The scandal surrounding the Flamer's alleged love child has left Jack out in the cold romantically. Nora's journalistic ambition has nearly cost him his job, but he's not sure that any of that matters when his heart is in such dire straits. For her part, Nora seems to have picked up and moved on, working with the Fader to get to the bottom of the superhero sex scandal she broke -- and which may very well be a fake. Little does she know that Jack's cat, the furball also known as the Future Feline, is dogging her, suspicious of the girl's true motives. It's a complicated world when flying crimefighters patrol your skies...but an old romantic like Andi Watson is ready to tackle these super affairs of the heart with the usual wry wit and skillful brush strucks that earned him an Eisner nomination.
Andrew "Andi" Watson (born 1969) is a British cartoonist and illustrator best known for the graphic novels Breakfast After Noon, Slow News Day and his series Love Fights, published by Oni Press and Slave Labor Graphics.
Watson has also worked for more mainstream American comic publishers with some work at DC Comics, a twelve-issue limited series at Marvel Comics, with the majority at Dark Horse Comics, moving recently to Image Comics.

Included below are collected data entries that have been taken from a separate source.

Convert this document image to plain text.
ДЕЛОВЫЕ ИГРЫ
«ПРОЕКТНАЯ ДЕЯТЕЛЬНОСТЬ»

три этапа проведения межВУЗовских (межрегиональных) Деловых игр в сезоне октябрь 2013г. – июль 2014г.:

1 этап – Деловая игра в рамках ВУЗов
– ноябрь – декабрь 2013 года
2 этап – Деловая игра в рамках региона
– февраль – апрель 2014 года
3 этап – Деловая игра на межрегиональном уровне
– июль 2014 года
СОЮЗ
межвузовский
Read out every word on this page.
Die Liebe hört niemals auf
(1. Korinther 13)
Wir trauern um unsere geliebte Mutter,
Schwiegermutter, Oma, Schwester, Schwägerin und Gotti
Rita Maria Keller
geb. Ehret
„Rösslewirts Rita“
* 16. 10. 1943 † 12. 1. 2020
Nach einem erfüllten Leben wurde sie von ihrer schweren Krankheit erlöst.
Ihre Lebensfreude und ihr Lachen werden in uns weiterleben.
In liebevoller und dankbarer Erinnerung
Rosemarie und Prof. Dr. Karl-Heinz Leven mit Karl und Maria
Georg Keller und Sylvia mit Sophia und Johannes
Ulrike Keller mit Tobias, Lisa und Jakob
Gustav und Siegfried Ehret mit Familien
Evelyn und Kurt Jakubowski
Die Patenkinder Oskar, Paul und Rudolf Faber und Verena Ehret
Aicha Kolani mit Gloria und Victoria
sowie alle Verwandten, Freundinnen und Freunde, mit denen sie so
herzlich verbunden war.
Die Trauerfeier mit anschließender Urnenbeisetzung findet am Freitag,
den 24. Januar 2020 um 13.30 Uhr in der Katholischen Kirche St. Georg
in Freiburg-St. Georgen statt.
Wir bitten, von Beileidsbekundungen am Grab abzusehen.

I picked this book up the other day at work when I needed something to read on my break. It was only after I started reading this one that I realized that I had read the first one some time ago.
Neither this one nor the original was very exciting.
I liked this 2nd volume of Love Fights quite a bit better than the 1st. It seemed like the story actually went somewhere, finally - the 1st volume was all build-up, and the 2nd volume is where things started to happen! In essence, it's a sort of a revisionist super-hero tale, in the same vein as Watchmen but a lot more light-hearted (and cute). Two normal humans are the focus, and the story revolves around them as they try to help a superhero clear his name when rumors start flying about an illegitimate child. It's fun and cute, and definitely worth a read.
There is no prelude or context in this to help you remember the first volume. This goes much deeper into the story introduced in the first book, which tends to exacerbate the problems found in the first volume as well. The art style is a wash, both interesting to look at and simultaneously limiting and difficult to follow at times. The characters are put through interesting situations, but I really don't care about them, nor their trials and tribulations. Ultimately, nothing is more frustrating that a good premise underused.
I really dug it! The second volume moves the Flamer story to the forefront and takes advantage of the book's conceit that comic books are fictional retellings of actual superhero exploits. And there are some neat plot twists! I don't think much of the art, honestly, but it's a cute story for comic book fans.